Что касается братьев Муравьевых-Апостолов, которым удалось спастись и взбунтовать шесть рот Черниговского полка, то они были застигнуты возле небольшой деревни Пологи Васильковского уезда генерал-лейтенантом Ротом. После отчаянного сопротивления один из них попытался застрелиться, но неудачно, а другой был тяжело ранен: картечной пулей в бок и ударом шпаги в голову.
Всех заговорщиков переслали в Санкт-Петербург; императором была назначена следственная комиссия, состоявшая из военного министра Татищева, великого князя Михаила, тайного советника князя Голицына, Голенищева-Кутузова, сменившего графа Милорадовича на посту военного губернатора Санкт-Петербурга, и четырех генерал-адъютантов — Чернышева, Бенкендорфа, Левашева и Потапова; начавшееся расследование должно было вестись с беспристрастностью, залогом которой служили перечисленные нами имена членов комиссии.

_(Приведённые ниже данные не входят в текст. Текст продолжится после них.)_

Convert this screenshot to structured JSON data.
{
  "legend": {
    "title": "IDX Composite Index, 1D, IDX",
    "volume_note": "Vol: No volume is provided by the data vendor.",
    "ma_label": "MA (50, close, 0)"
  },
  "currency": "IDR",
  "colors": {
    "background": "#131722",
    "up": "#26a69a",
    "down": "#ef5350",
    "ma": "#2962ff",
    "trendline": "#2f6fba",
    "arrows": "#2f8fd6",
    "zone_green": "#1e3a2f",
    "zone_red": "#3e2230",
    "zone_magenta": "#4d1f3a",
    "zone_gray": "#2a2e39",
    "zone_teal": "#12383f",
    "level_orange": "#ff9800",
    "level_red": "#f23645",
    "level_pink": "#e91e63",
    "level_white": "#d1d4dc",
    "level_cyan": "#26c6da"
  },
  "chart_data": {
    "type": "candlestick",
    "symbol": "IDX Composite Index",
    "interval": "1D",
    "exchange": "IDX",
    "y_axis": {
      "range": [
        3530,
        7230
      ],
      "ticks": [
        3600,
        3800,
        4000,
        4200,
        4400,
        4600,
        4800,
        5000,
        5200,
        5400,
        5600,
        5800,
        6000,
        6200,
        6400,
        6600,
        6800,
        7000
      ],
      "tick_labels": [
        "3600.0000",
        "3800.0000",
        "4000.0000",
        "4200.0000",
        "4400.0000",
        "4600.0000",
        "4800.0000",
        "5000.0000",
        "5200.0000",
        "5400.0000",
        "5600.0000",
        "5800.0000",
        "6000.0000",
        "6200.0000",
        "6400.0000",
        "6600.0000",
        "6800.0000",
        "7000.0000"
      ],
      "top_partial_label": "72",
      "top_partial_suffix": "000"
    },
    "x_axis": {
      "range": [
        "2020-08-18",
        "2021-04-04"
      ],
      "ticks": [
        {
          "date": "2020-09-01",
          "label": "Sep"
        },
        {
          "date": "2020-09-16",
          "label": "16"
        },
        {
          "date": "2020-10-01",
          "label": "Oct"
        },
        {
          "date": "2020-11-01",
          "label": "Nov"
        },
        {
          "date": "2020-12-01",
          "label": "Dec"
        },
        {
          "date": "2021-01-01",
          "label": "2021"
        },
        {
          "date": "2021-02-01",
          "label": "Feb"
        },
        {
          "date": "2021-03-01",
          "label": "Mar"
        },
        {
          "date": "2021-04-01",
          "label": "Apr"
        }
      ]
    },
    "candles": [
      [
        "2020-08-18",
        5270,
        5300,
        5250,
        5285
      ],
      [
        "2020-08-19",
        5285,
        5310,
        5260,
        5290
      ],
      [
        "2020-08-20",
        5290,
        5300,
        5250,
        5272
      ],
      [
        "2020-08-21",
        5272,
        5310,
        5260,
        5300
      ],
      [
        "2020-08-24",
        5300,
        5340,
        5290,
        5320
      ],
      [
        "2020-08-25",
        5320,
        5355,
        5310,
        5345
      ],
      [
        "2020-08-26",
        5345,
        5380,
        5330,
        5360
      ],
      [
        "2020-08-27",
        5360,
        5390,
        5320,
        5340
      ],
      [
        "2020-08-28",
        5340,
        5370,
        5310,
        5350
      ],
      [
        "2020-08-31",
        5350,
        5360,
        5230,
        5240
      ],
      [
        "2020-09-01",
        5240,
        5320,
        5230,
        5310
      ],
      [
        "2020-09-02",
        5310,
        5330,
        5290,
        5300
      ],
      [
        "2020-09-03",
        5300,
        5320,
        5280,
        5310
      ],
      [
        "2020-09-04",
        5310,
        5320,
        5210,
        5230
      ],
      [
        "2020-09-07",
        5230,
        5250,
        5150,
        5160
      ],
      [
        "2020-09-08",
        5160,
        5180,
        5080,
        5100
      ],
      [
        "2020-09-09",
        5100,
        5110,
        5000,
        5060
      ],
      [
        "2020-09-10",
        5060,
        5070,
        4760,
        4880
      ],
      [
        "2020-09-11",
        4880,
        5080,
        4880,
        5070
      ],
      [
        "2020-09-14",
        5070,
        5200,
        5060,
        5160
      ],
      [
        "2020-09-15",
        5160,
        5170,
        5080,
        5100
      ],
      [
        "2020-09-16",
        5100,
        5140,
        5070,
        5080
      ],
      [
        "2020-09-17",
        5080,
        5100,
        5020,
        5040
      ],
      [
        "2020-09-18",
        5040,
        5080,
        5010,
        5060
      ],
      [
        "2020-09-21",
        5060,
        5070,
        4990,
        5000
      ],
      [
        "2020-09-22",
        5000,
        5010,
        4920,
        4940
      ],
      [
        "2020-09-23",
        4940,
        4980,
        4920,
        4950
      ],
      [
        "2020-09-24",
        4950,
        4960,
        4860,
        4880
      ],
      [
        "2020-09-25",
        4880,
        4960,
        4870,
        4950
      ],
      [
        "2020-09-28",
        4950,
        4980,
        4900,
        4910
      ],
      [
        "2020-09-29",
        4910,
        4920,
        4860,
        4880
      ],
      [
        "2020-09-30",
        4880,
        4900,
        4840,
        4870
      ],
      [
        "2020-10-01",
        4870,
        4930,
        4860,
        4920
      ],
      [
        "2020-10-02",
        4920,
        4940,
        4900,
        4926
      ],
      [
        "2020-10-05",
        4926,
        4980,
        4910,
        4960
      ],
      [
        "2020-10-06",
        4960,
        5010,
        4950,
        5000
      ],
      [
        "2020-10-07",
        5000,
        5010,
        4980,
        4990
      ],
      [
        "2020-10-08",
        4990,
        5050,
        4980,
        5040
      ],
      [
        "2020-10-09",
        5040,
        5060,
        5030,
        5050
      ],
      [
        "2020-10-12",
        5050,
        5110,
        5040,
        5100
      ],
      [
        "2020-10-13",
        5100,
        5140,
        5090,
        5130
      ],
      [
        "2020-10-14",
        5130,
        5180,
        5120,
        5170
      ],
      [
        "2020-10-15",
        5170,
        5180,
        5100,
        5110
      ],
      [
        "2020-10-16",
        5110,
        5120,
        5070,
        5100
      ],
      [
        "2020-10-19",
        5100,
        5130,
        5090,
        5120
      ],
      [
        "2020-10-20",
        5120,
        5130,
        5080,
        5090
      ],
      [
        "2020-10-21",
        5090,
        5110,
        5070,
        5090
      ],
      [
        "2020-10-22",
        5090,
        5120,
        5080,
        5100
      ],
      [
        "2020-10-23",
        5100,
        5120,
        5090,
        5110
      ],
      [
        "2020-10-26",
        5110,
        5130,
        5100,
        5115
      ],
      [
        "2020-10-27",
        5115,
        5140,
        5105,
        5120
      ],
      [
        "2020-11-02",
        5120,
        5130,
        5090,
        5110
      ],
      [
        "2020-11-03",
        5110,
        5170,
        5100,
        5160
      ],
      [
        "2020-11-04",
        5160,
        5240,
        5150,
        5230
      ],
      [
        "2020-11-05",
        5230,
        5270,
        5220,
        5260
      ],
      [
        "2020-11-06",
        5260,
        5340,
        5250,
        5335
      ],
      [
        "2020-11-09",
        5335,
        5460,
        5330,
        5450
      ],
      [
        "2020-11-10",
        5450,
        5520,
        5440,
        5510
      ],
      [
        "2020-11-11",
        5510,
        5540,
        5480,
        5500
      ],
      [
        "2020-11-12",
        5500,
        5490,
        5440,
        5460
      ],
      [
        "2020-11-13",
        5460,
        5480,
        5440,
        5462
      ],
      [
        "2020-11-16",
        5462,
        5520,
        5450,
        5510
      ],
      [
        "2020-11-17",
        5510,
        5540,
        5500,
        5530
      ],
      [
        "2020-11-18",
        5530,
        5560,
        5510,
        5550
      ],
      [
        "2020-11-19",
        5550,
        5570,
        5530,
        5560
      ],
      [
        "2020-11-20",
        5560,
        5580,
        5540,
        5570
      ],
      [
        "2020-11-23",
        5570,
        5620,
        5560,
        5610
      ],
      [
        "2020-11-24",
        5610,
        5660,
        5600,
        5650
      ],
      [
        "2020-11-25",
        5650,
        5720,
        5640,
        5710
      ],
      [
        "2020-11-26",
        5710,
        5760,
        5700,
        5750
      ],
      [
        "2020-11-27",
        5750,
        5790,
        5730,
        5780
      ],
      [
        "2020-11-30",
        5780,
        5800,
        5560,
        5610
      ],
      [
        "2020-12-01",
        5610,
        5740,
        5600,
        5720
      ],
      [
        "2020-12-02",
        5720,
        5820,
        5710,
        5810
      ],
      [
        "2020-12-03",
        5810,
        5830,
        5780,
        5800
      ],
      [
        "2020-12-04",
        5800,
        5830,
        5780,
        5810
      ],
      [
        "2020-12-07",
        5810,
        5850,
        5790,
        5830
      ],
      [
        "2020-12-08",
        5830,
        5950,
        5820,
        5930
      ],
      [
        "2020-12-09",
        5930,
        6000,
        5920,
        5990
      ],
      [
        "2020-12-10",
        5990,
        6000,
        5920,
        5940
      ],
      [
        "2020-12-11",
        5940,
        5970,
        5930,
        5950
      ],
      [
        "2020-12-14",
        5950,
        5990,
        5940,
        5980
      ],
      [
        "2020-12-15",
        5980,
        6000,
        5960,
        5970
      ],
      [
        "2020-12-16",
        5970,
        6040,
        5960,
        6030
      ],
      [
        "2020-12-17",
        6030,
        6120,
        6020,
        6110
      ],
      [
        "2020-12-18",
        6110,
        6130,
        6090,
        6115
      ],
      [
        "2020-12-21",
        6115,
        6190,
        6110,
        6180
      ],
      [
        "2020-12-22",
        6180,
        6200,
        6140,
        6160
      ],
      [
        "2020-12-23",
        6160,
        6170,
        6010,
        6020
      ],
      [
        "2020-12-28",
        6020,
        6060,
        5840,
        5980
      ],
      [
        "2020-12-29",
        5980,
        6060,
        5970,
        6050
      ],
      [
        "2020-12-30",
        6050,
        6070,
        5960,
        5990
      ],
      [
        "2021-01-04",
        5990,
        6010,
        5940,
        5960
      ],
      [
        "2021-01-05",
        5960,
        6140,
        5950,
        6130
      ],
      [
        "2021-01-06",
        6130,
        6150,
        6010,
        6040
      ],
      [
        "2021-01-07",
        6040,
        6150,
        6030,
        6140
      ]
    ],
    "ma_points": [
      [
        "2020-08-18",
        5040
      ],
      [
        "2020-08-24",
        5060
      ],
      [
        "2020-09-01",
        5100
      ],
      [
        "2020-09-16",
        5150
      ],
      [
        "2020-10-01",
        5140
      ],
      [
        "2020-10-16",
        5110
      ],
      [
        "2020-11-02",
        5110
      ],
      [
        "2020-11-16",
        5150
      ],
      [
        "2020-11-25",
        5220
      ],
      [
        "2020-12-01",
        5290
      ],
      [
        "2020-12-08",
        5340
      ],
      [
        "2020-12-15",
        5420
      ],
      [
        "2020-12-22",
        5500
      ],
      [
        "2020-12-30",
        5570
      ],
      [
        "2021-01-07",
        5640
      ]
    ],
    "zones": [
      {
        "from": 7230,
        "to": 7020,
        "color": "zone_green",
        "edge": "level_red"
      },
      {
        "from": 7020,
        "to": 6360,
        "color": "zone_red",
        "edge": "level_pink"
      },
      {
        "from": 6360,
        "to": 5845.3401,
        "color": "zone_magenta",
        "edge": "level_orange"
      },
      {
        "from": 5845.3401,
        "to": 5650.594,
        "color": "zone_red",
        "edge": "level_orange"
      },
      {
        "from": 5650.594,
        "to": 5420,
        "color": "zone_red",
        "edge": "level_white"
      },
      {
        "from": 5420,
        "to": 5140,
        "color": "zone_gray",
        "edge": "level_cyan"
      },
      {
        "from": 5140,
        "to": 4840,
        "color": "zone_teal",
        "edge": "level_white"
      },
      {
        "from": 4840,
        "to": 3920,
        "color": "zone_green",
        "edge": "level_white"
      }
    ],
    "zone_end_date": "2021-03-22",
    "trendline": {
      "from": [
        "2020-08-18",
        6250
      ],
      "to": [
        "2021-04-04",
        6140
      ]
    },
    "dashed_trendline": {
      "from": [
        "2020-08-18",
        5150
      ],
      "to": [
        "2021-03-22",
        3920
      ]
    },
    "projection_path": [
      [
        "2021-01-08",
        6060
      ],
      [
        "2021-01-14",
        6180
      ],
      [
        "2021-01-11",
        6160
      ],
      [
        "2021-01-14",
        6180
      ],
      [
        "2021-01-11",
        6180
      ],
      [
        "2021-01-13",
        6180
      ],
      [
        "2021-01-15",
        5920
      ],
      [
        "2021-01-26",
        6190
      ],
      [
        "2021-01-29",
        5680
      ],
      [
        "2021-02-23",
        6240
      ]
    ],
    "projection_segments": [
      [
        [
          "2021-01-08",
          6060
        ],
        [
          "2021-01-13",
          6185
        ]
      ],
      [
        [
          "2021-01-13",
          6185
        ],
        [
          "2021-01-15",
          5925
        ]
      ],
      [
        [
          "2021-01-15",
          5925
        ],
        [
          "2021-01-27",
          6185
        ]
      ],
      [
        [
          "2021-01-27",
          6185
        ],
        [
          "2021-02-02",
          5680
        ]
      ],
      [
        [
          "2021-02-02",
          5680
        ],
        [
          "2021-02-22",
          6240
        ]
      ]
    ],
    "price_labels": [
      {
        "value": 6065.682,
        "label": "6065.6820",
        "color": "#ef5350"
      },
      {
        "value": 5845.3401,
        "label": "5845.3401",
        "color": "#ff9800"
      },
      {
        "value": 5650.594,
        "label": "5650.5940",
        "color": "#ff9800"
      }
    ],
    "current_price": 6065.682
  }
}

Но, как это повелось в Санкт-Петербурге, все делалось втихомолку и втайне и наружу ничего не выплывало. Более того, вот что было странно: на следующий же день после того как войскам было объявлено в официальном сообщении, что все изменники арестованы, о них перестали говорить, как если бы их никогда не существовало или как если бы они явились в этот мир сами по себе и не имели семьи; ни один из домов не затворил окон в знак утраты, ни одно лицо не омрачилось грустью в знак траура. Все продолжало идти так, будто ничего особенного не произошло. Одна лишь Луиза рискнула пойти на отчаянный шаг, уже описанный нами, и, должно быть, беспримерный на памяти московитов; тем не менее каждый, по моему предположению, в глубине души чувствовал, как и я, что скоро настанет то утро, когда, словно распустившийся кроваво-красный цветок, появится какая-нибудь страшная новость, ибо существование заговора не подлежало сомнению, а намерения заговорщиков были смертоубийственными; и хотя все знали природную доброту императора, было совершенно ясно, что всех простить он не может: кровь взывала к крови.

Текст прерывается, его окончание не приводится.